Disetiap masa seorang yang berpangkat ghauts akan tetap ada sampai
mendekati hari kiamat. Jika beliau meninggal dunia aka nada penggantinya begitu
seterusnya sampai mendekati hari kiamat. Pengangkatan itu bukan didasarkan atas
pilihan manusia melainkan atas pilihan Allah SWT dengan menggunakan jasa
kemulyaan dan keagungan rasulullah saw yang menjadi pemegang kunci rahmat
seluruh alam.
Diantara shulthanul auliya’ yang masyhur dikalangan umat islam
adalah Syaikh Abdul Qadir Al Jailani, Syaikh Bahaudin al Naqsyabandi, Syaikh
Abdus Salam bin Masyisy, Syaikh Tijani dan sebagainya. Mereka masyhur sebagai
orang yang menduduki jabatan sulthanul auliya’ di masanya/ zamanya (ghauts fii
zamaanihi).
Secara lahiriyah beliau sama dengan manusia pada umumnya. Beliau
juga melakukan aktifitas sebagaimana aktifitas manusia pada umumnya akan tetapi
secara ruhani beliau memiliki ciri berbeda sebagaimana disebutkan dalam kitab
Jami’ul Ushul fil Auliya’ sebagai berikut;
1. قَلْبُهُ يَطُوْفُ اللهَ دَائِمًا
2. لَهُ سِرٌّ يَسْرِيْ فِى الْعَالَمِ كَمَا يَسْرِيْ
الرُّوْحُ فِى الْجَسَدِ أَوْ كَمَا يَسْرِيْ الْمَاءُ فِى الشَّجَرِ
3. وَهُوَ حَمْلُ هُمُوْمِ أَهْلِ الدُّنْيَا
artinya:
1)
Hatinya senantiasa thawaf kepada Allah sepanjang masa
2)
Beliau dikaruniai memiliki sirri – sirri / keistimewaan yang dapat
menembus merata keseluruh alam seperti meratanya ruh didalam jasad atau seperti
merembesnya air di dalam pepohonan.
3)
Beliau menanggung berbagai persoalan ahli dunia.

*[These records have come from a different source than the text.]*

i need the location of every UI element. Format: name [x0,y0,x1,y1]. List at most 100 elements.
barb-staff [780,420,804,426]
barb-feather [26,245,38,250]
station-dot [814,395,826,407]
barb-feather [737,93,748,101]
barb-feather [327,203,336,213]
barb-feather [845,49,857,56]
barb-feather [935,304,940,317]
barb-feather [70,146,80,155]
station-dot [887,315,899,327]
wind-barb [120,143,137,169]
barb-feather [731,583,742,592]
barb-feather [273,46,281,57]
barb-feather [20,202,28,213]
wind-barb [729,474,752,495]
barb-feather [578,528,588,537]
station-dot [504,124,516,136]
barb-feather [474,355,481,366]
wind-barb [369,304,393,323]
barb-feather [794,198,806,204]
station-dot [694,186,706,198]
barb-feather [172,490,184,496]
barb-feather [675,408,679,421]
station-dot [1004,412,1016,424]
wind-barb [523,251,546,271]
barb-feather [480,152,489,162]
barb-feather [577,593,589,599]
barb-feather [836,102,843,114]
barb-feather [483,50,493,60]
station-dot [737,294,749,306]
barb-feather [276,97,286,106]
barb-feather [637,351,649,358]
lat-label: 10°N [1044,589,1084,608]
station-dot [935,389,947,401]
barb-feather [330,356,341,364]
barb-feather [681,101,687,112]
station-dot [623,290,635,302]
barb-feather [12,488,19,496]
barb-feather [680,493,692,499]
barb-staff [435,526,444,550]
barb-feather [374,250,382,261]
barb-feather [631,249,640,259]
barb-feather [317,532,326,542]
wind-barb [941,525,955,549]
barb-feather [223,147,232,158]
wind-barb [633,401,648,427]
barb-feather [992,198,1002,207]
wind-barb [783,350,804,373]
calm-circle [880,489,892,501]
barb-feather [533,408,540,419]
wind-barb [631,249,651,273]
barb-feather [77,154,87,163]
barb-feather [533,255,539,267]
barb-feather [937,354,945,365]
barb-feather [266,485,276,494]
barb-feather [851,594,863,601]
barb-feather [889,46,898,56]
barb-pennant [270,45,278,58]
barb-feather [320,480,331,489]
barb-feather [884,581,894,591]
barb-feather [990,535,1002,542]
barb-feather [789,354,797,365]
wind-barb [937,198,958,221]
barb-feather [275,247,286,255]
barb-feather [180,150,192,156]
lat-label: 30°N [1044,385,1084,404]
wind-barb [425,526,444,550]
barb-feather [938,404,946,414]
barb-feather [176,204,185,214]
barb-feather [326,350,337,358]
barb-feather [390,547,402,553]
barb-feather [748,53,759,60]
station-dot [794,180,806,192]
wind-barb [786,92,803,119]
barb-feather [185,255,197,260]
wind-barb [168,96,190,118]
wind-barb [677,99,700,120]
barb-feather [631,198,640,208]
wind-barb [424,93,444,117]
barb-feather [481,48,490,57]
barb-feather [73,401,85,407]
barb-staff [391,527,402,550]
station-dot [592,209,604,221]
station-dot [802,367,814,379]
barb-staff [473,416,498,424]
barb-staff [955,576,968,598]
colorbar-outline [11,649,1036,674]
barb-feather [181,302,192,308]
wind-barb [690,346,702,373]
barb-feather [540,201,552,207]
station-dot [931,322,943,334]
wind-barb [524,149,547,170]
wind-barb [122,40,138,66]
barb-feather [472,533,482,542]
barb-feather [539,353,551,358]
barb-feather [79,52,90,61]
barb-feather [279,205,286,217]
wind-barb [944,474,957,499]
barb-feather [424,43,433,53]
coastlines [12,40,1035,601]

Ketiga ciri ini terdapat dalam diri seorang yang berpangkat ghauts.
Hati mereka senantiasa thawaf (ingat) kepada Allah dalam keadaan bagaimanapun
meskipun dalam keadaan tidur. Sebagaimana rasulullah saw yang pernah ditanya
oleh sahabat, ‘yaa rasulalllah apakah anda tidur?’ Beliau menjawab; ‘Kedua
mataku tidur tetapi hatiku terjaga’. Terjaga karena hati beliau selalu thawaf
kepada Allah SWT untuk memohonkan urusan umat.
Didalam kitab taqriibul ushul disebutkan:
لَوْلَا وَاحِدُ الزَّمَانِ يَتَوَجَّهُ إِلَى اللهِ فِى أَمْرِ
الْخَلَائِقِ لَفَجَأَهُمْ أَمْرُ اللهِ فَأَهْلَكَهُمْ (تقريب الأصول)
Artinya;
“jika seandainya dalam suatu masa sudah tidak ada ‘waahiduz zaman’ yang
senantiasa tawajjuh munajat kepada Allah bagi
perkaranya segala makhluk maka suatu perintah/ adzab Allah akan dating
mengejutkan dengan tiba – tiba kemudian membinasakan mereka”.
“Waahiduz Zaman” yang dimaksud disini adalah ghauts hadza zaman
atau sulthanul auliya’. Diantara dalil – dalil yang menunjukkan keberadaan
ghauts hadza zaman adalah sebagai berikut;
لَاتَزَالُ طَائِفَةٌ مِنْ أُمَّتِيْ ظَاهِرِيْنَ عَلَى
الْحَقِّ حَتَّى تَقُوْمَ السَّاعَةُ (حديث صحيح رواه الحاكم هن عمر)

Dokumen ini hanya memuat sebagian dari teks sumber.